= Château d'Angludet =

Château d'Angludet or Château Angludet, is a Bordeaux wine estate in the appellation Margaux, in the commune of Cantenac on the left bank of the Gironde. The estate was classified a Cru Bourgeois Exceptionnel in 1932, and most recently a Cru Bourgeois Supérieur in 2003, in a classification which has been inactive since 2007.

The estate also produces a second wine, La Ferme d'Angludet, and a clairet named Clairet d'Angludet.

== History ==
The estate originates from the 12th Century at least, under the ownership of Chevalier Bernard d'Angludet when there was a manor house on the property.
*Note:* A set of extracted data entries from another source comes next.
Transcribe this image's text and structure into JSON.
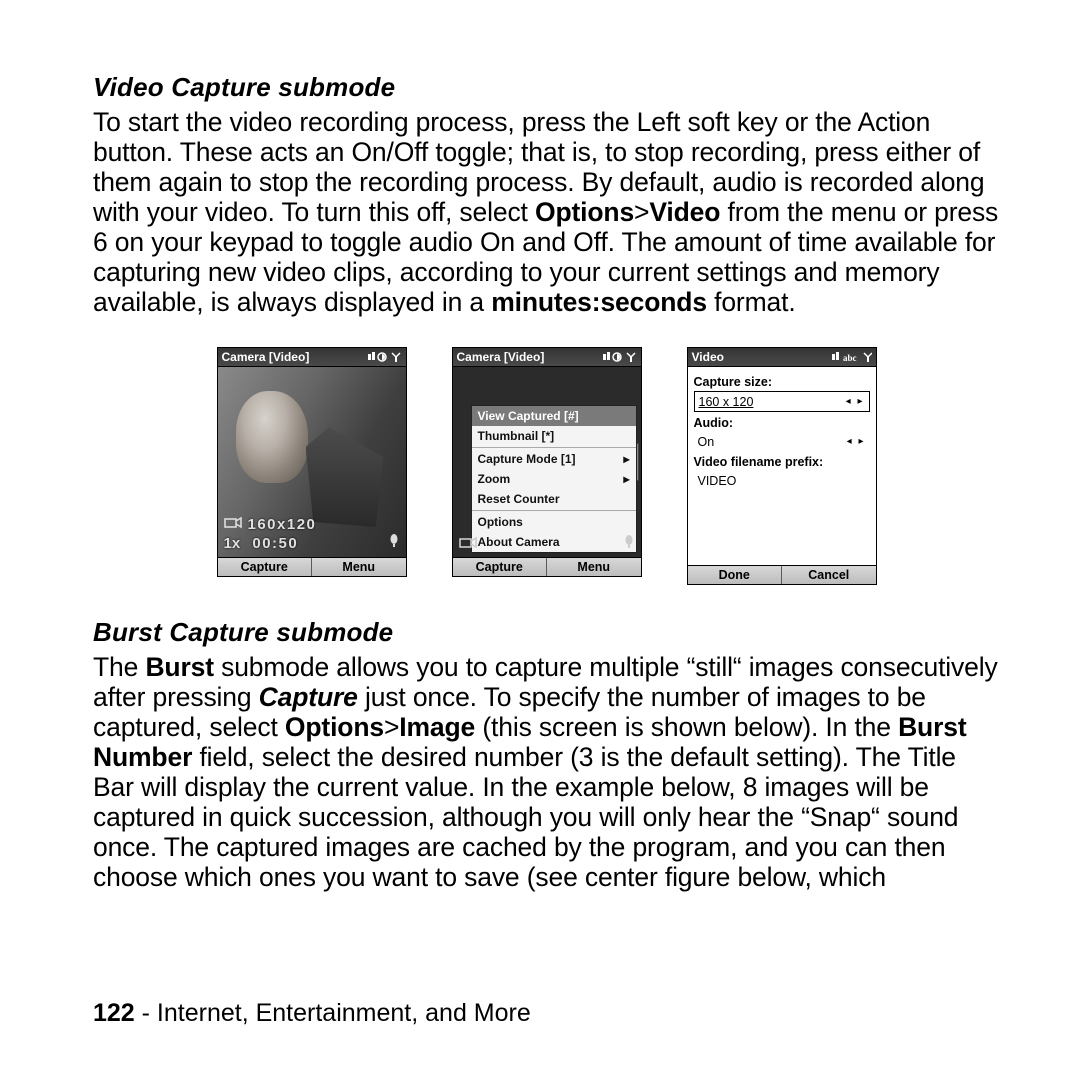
{
  "sec1_heading": "Video Capture submode",
  "sec2_heading": "Burst Capture submode",
  "para1": {
    "t1": "To start the video recording process, press the Left soft key or the Action button. These acts an On/Off toggle; that is, to stop recording, press either of them again to stop the recording process. By default, audio is recorded along with your video. To turn this off, select ",
    "b1": "Options",
    "gt1": ">",
    "b2": "Video",
    "t2": " from the menu or press 6 on your keypad to toggle audio On and Off. The amount of time available for capturing new video clips, according to your current settings and memory available, is always displayed in a ",
    "b3": "minutes:seconds",
    "t3": " for­mat."
  },
  "para2": {
    "t1": "The ",
    "b1": "Burst",
    "t2": " submode allows you to capture multiple “still“ images consecutively after pressing ",
    "bi1": "Capture",
    "t3": " just once. To specify the number of images to be captured, select ",
    "b2": "Options",
    "gt": ">",
    "b3": "Image",
    "t4": " (this screen is shown below). In the ",
    "b4": "Burst Number",
    "t5": " field, select the desired number (3 is the default setting). The Title Bar will display the current value. In the example below, 8 images will be captured in quick succession, although you will only hear the “Snap“ sound once. The captured images are cached by the program, and you can then choose which ones you want to save (see center figure below, which"
  },
  "footer": {
    "page": "122",
    "section": " - Internet, Entertainment, and More"
  },
  "fig1": {
    "title": "Camera [Video]",
    "res": "160x120",
    "zoom": "1x",
    "time": "00:50",
    "left": "Capture",
    "right": "Menu"
  },
  "fig2": {
    "title": "Camera [Video]",
    "left": "Capture",
    "right": "Menu",
    "menu": [
      "View Captured [#]",
      "Thumbnail [*]",
      "Capture Mode [1]",
      "Zoom",
      "Reset Counter",
      "Options",
      "About Camera"
    ]
  },
  "fig3": {
    "title": "Video",
    "labels": {
      "size": "Capture size:",
      "audio": "Audio:",
      "prefix": "Video filename prefix:"
    },
    "values": {
      "size": "160 x 120",
      "audio": "On",
      "prefix": "VIDEO"
    },
    "left": "Done",
    "right": "Cancel"
  }
}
It came to a succession of owners such as the Donisan family, Rampnol de Corn, the Treulon family, the de Makanan family until it was confiscated in 1631 during the religious wars, and eventually passed to Pierre du Mons, by whose period viticulture had been established, and in the early 18th century the wine sold for a good price.

In 1776 d'Angludet was acquired by Pierre Legas and d'Angludet had come to be considered a fourth growth (in the tiers below the first growths), but with Legras' death in 1791, the property was divided among four sons who did not pursue a continuity of standards, and d'Angludet was not mentioned in any of the early classifications of the 1820s, nor in Cocks & Féret of 1846. Omitted for classification in Bordeaux Wine Official Classification of 1855, David Peppercorn describes the coverage in the 1874 Féret documents as "a melancholy state of affairs".

With two of the four portions bought by Paul Promis in the late 19th century, there was the start of a revival, under the name Domaine d'Angludet, and under Jules Jadouin in 1891 the former estate was reunited exactly a century after its division, eventually along with a reestablished reputation of excellence. Continuing under a succession of owners, the estate was ranked well at the 1932 Cru Bourgeois classification.

The property fell into a state of neglect following World War II, and was in ruins until 1961 when it was coincidentally noticed by Peter Sichel, a part owner of Château Palmer, while on an afternoon stroll, and the derelict direction of the property became reversed. Once acquired, the vineyards were completely restructured, and the property restored, eventually prompting Alexis Lichine to publish that d'Angludet deserved a higher classification which he incorporated into his Classification des Grands Crus Rouges de Bordeaux.

In 1989, Benjamin Sichel took over the management of the estate and continued production with a view to optimise the vines' natural balance. Of Maison Sichel, the family has owned a Bordeaux négociant business since 1883 and remains a significant shareholder in Château Palmer.

==Production==
The vineyard area, situated next to the vineyards of Château du Tertre and Château Giscours, extends 32 ha cultivated with the grape varieties of 55% Cabernet Sauvignon, 35% Merlot and 10% Petit Verdot.

Of the Grand vin Château d'Angludet there is typically produced 10,000 cases per year, and of the second wine La Ferme d'Angludet about 2,000 cases. There is also a clairet-style wine made from a saignée after the wines have been in vat for only a few hours, named Clairet d'Angludet.